Robert Wise, MD, vice president of the division of standards and survey methods of the Joint Commission, said he believes that the new compendium will serve as a way to strengthen current HAI prevention practices. This year, the Joint Commission will expect all hospitals to review their risks and determine which evidence-based practices need to be implemented, and key stakeholders will convene to further review the guidance contained in this new compendium. For 2010, the compendium’s requirements will be added to the Joint Commission’s standards for accreditation.
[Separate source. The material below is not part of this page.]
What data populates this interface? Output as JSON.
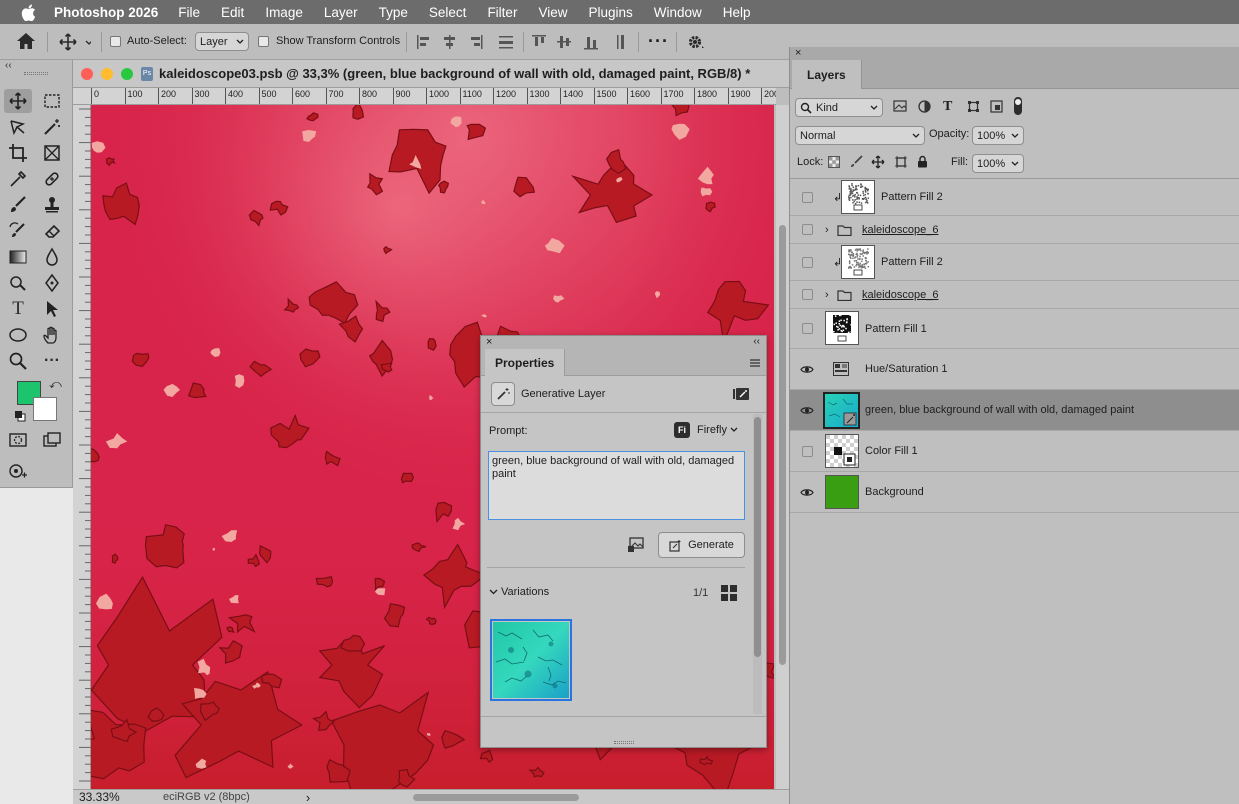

Patrick J. Brennan, MD, chief medical officer for the Penn Health System, said that it is the consensus of the compendium authors that many more infections are now preventable. “It’s not a deficit of knowledge, but a deficit of implementation,” Brennan emphasized. “The challenge before us is keeping the information current, as knowledge and science progress.”
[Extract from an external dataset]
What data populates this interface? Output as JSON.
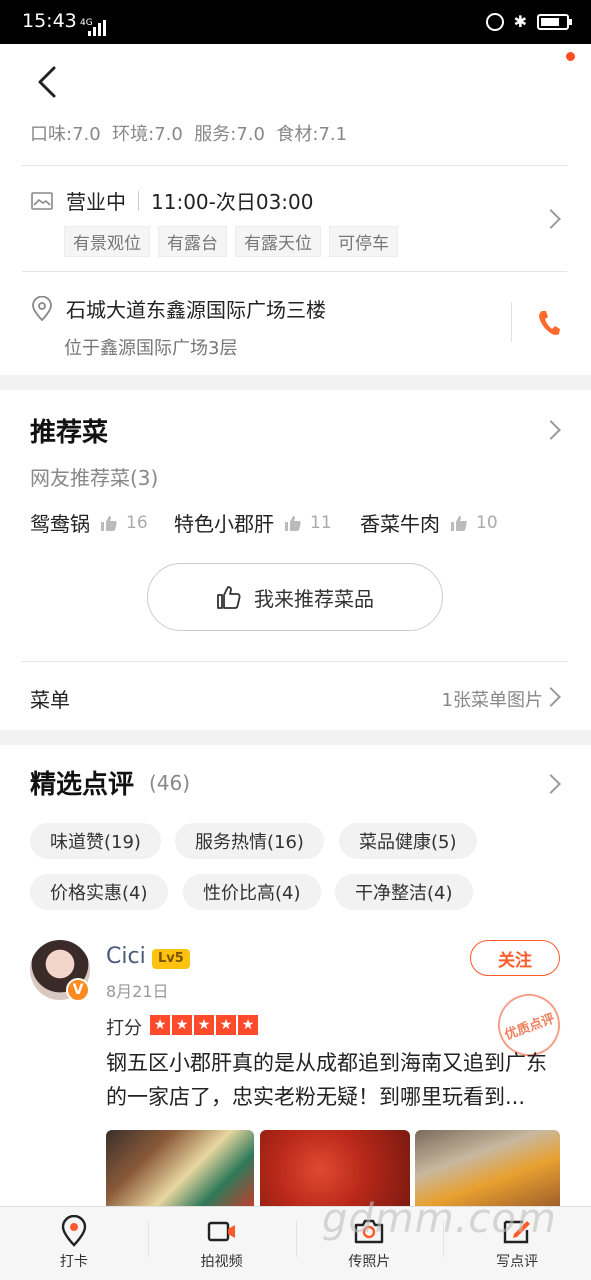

The compendium was joined late last year by the new disinfection and sterilization guidelines from the CDC’s Healthcare Infection Control Practices Advisory Committee (HICPAC), making for two new chunks of information that infection preventionists need to digest and implement.
“The CDC produces scientific guidelines that, to us, are the 30,000-foot view,” Warye says. “They are important for infection preventionists to understand but they do not drill down in terms of detail how these recommendations are to be implemented. The compendium was a substantive contribution to the field, in that there were so many scientific recommendations out there and the compendium pulled all that science together in one place. It was a significant contribution, perhaps, to reducing the confusion and focusing people on what needs to be done. APIC’s role, as it has been for the last 35 years, is more about how you do it. When you look at the compendium, there are recommendations on how to conduct a risk assessment, for example, but it doesn’t tell you how to perform it. APIC’s part of this field has been in that specific implementation guidance, and that’s where our elimination guides come into play. I see this as a continuum of resources: the CDC guidelines are the 30,000-foot view, SHEA is the 10,000-foot view, and APIC provides the specific details that will help our members translate all that science into practice. I think everybody has made a significant contribution and they fall along the continuum from science to practice.”